Hofstra's National Center for Suburban Studies had the misfortune earlier this week to roll out a fascinating new poll on the contours of the Obama-McCain race in the suburbs on the worst possible day -- Monday, at pretty much the very moment the House was rejecting the Wall Street rescue/bailout package.
We've finally had some time to pay attention to it, and it should be mandatory reading for anyone interested in understanding how places like.... Long Island .... are shaping the race. The polling was done in late September and showed how critical the suburbs are: Obama dominated cities (57-34), McCain dominated the rural vote (51-35) and only the suburbs were competitive -- McCain 48, Obama 42.
The poll also, however, shows how deeply economic doldrums and the housing crisis have embedded themselves in the modern suburbs, and ex-Newsdayer Larry Levy, the director of the Center, says that's crucial to understanding McCain's decline as the economy has emerged as the leading issue over the past two weeks:
"Not only are there more enrolled Republicans in the burbs as a whole (there are different types of burbs, some still more hospitable to the GOP than others), but the poll shows that McCain is more in sync with suburban values and positions on the issues.

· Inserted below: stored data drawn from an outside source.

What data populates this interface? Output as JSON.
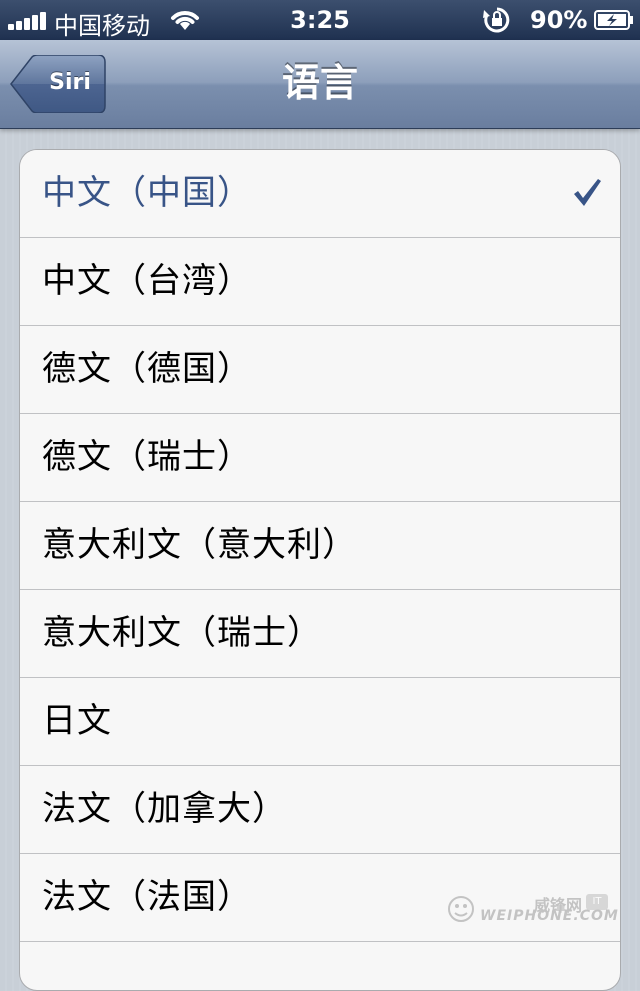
{
  "status_bar": {
    "carrier": "中国移动",
    "time": "3:25",
    "battery_percent": "90%",
    "icons": [
      "signal-bars-icon",
      "wifi-icon",
      "rotation-lock-icon",
      "battery-charging-icon"
    ]
  },
  "nav": {
    "back_label": "Siri",
    "title": "语言"
  },
  "languages": [
    {
      "label": "中文（中国）",
      "selected": true
    },
    {
      "label": "中文（台湾）",
      "selected": false
    },
    {
      "label": "德文（德国）",
      "selected": false
    },
    {
      "label": "德文（瑞士）",
      "selected": false
    },
    {
      "label": "意大利文（意大利）",
      "selected": false
    },
    {
      "label": "意大利文（瑞士）",
      "selected": false
    },
    {
      "label": "日文",
      "selected": false
    },
    {
      "label": "法文（加拿大）",
      "selected": false
    },
    {
      "label": "法文（法国）",
      "selected": false
    }
  ],
  "watermark": {
    "top_text": "威锋网",
    "badge": "IT",
    "bottom_text": "WEIPHONE.COM"
  },
  "colors": {
    "selected_text": "#385487",
    "checkmark": "#385487"
  }
}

"The bad news for McCain, beyond the demographic shifts in recent years that have helped make the burbs politically competitive, is that the economic crisis has really hit suburbia hard. Thus, the candidate who has the best or most credible message on the economy has the best chance of connecting.
"And for now, especially after the past week, it is Obama. Of all the numbers in the poll, it's the economic ones that I found most surprising — even knowing something about the reality of the suburbs. About 38 percent of suburbanites reported living pay check to pay check. There are other similarly startling numbers. So much for the myth of the prosperous suburbs."